The setting of the show in New York City, with an employed Aidan Quinn as a police captain as Holmes's handler is another stroke of invention. Jonny Lee Miller plays a barely shaven, nearly unbearably right Holmes, who makes you like, if not love him, just the same. And you learn things, if you pay VERY close attention.

Because of the quick patter, and Mr. Miller's British accent, I sometimes can't tell what the hell he just said. The captioning feature gets a bit of a workout, and sometimes I leave it on for long stretches, just so I don't have to keep going back and forth.

I find the shows, even in repeat, with occasionally remembering who did what the first time I saw it, still enjoyable. And then there's the dialog. The learning. In a recently repeated episode Holmes tells Watson that her friends are "ani" for not understanding her. "Ani?" That's a word? They just couldn't say assholes, right? Wrong.

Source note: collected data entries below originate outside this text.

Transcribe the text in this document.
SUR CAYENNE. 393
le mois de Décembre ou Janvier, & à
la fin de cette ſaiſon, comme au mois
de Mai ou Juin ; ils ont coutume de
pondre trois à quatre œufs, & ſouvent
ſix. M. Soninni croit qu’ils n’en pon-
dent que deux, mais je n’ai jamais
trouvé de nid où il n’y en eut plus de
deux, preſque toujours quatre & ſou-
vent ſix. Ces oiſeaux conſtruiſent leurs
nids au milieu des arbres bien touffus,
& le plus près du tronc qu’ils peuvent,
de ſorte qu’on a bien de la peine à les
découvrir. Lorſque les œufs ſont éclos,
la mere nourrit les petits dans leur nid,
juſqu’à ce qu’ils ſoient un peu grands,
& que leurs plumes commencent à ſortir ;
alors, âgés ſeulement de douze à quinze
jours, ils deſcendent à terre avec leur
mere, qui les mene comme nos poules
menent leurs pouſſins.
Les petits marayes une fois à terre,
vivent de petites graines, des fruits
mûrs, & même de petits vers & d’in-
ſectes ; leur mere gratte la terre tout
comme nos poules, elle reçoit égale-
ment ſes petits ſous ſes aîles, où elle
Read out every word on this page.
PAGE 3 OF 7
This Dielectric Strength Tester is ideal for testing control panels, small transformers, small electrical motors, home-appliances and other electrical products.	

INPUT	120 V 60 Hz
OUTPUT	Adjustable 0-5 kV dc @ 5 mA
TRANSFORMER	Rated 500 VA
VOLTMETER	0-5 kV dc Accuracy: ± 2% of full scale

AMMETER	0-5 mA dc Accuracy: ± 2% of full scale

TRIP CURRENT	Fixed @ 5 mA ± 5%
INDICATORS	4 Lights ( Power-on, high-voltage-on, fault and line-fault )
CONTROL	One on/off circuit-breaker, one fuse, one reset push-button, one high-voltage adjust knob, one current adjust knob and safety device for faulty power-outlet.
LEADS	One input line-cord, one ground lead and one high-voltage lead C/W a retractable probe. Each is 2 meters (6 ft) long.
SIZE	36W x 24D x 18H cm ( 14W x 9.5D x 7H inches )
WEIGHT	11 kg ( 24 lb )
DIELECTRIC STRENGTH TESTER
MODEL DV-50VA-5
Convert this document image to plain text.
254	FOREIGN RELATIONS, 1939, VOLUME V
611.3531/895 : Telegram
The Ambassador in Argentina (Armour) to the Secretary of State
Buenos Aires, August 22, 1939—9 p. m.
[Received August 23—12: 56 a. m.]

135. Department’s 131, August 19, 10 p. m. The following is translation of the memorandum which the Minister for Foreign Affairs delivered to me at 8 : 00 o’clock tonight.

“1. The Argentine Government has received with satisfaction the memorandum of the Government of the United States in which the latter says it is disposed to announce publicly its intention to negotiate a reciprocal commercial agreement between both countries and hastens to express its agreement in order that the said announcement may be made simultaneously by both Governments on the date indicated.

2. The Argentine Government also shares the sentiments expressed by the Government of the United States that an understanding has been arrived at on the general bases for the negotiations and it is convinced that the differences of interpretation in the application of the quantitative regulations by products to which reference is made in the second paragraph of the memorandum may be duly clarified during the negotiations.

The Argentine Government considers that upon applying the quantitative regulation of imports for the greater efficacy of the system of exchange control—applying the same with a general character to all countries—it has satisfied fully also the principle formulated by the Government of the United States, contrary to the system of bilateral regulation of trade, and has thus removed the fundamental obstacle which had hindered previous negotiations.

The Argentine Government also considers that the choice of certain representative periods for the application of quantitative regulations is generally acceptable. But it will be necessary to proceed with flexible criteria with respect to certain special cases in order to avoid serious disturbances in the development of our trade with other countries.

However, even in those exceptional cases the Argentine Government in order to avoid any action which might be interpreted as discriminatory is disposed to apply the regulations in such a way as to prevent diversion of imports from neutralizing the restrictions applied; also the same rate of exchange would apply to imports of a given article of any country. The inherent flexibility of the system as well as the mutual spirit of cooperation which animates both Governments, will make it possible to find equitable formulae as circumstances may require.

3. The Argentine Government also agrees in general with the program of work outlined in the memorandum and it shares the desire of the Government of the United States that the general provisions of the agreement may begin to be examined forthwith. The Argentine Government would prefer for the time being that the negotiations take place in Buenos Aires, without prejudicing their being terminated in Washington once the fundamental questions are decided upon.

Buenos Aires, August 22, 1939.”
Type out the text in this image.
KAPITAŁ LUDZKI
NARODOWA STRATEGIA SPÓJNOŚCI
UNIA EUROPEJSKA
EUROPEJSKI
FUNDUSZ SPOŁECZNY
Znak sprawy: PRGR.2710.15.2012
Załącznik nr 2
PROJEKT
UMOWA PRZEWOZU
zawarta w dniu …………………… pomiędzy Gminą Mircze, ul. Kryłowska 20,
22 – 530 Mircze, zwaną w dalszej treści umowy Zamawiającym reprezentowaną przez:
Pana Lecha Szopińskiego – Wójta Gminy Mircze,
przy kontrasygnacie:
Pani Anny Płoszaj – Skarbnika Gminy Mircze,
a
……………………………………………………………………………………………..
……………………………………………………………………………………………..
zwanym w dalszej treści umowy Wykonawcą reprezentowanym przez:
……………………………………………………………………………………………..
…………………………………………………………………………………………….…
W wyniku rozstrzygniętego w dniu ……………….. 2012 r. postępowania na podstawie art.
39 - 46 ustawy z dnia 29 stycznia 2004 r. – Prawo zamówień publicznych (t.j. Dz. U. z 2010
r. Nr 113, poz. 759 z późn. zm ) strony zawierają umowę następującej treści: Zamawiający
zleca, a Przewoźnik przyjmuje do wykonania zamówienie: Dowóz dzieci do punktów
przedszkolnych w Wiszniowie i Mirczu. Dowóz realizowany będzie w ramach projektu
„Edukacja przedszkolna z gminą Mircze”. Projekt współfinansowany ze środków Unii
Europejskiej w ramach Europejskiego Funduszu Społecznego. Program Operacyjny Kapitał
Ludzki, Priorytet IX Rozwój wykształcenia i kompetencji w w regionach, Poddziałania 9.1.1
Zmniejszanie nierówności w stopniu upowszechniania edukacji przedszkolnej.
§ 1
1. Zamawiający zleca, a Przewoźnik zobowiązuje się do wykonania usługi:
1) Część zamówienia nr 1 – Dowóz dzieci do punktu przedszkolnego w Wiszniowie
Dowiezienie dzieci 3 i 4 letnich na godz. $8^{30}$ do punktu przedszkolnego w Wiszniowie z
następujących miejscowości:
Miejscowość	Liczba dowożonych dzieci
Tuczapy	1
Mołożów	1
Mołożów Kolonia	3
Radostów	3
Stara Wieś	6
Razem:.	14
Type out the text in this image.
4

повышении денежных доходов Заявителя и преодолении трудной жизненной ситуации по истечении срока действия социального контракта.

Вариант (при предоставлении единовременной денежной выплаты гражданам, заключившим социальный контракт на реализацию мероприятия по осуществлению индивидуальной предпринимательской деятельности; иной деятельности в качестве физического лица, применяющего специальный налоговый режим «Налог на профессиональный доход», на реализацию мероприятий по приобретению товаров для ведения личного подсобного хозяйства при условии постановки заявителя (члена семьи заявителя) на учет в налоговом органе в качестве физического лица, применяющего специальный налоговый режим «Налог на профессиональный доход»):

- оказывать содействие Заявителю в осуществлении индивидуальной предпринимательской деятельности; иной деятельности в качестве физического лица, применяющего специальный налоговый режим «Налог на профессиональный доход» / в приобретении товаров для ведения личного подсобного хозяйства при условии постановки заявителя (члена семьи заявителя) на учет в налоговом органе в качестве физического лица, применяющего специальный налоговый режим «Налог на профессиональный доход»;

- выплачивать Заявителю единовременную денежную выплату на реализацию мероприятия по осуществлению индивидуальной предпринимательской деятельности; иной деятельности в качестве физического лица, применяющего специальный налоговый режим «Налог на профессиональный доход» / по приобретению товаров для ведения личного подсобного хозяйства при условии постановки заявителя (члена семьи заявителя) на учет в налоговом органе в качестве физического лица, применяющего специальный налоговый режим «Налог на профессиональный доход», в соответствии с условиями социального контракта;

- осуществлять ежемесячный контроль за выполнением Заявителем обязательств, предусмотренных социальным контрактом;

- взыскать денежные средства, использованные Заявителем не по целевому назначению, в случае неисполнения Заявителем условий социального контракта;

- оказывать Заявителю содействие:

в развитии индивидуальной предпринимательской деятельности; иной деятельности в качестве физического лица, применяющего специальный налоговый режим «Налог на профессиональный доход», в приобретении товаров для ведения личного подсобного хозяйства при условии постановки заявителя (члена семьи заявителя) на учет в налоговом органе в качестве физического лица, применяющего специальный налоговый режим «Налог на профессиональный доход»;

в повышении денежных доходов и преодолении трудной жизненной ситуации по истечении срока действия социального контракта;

Ani is a bird, a black, warm American climate cuckoo. Makes perfect sense when Holmes says it.

Then there was the episode about computer code in 'The Leviathan' episode. The uncrackable safe. "Malbolge" is gibberish, right? Holmes is ani, There is no such computer language, right? Wrong. According to Wikipedia, malbolge is a public domain esoteric programming language invented by Ben Olmstead in 1998, named after the eighth circle of hell in Dante's Inferno, malebolge, evil ditches. It was designed to be completely useless, but apparently can be made to actually do things. The code in the episode is actual code, and spells out 'Hello World."

Then there's the revelation that "shyster" means one who defecates, in German.